Mia, die 2019 in Ennepetal am KidS-Projekt teilgenommen hat, setzte sich vor der letzten Fraktionssitzung mit ihren Mitschülerinnen zusammen und trug den Ratsmitgliedern eine lange Liste an wünschenswerten Initiativen vor. Mehr Angebote für Jugendliche standen obenan, mehr Treffpunkte und mehr Teilhabe. Inzwischen sind in ihrer Stadt konkrete Pläne für einen Sportpark gereift – unter Beteiligung der künftigen Nutzer*innen. Die Verwirklichung setzt natürlich entsprechende finanzielle Möglichkeiten voraus. Nicht alle Wünsche sind machbar. Auch das haben die Jugendlichen in der Praxis gelernt.

„Rückmeldungen rundum positiv”

Janine Schulze

„Wir möchten das Projekt auf jeden Fall fortsetzen“, sagt Janine Schulze. Sie ist Juso-Vorsitzende in Ennepetal und hat die erste KidS-Runde in ihrer Stadt initiiert. „Die Rückmeldungen aller Beteiligten waren rundum positiv“, sagt sie über die Evaluation, die zum Abschluss stattgefunden hat. Die Schülerinnen erklärten sich bereit, in dem Projektteam mitzuarbeiten, das bei der Stadtverwaltung die Organisation regelt. Allerdings hat die Corona-Pandemie den weiteren Prozess ins Stocken gebracht. „Wir arbeiten an dem Neustart“, sagt Janine Schulze.

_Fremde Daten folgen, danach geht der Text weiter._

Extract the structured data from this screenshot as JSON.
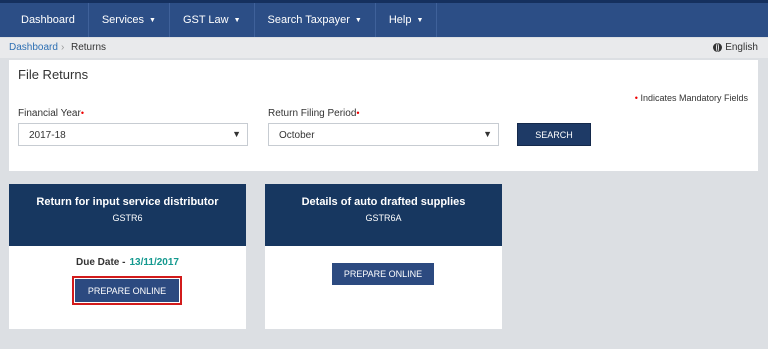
{
  "nav": {
    "dashboard": "Dashboard",
    "services": "Services",
    "gst_law": "GST Law",
    "search_taxpayer": "Search Taxpayer",
    "help": "Help",
    "caret": "▼"
  },
  "breadcrumb": {
    "home": "Dashboard",
    "separator": "›",
    "current": "Returns",
    "language": "English"
  },
  "file_returns": {
    "title": "File Returns",
    "mandatory_note": "Indicates Mandatory Fields",
    "required_mark": "•",
    "financial_year": {
      "label": "Financial Year",
      "value": "2017-18"
    },
    "return_period": {
      "label": "Return Filing Period",
      "value": "October"
    },
    "search_label": "SEARCH",
    "select_arrow": "▼"
  },
  "cards": [
    {
      "title": "Return for input service distributor",
      "form": "GSTR6",
      "due_label": "Due Date -",
      "due_date": "13/11/2017",
      "button": "PREPARE ONLINE"
    },
    {
      "title": "Details of auto drafted supplies",
      "form": "GSTR6A",
      "button": "PREPARE ONLINE"
    }
  ],
  "colors": {
    "nav": "#2c4e86",
    "card_header": "#173760",
    "due_date": "#14998f",
    "highlight": "#d21b1b"
  }
}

Insgesamt fördert das Projekt das Interesse an der Politik in der eigenen Stadt. Es schafft mehr Transparenz, vertieft das Verständnis für die kommunale Selbstverwaltung, demokratische Strukturen und Prozesse. Im Idealfall stärkt es die Motivation zum eigenen Mitmachen und gibt den Anstoß für Kinder- und Jugendparlamente, die permanent an der Kommunalpolitik mitwirken. Und vielleicht gehen daraus auch die Ratsmitglieder von Morgen hervor. Für Mia jedenfalls ist das eigene politische Engagement ein festes Vorhaben. Sie will als nächstes ein Praktikum im Bundestag machen.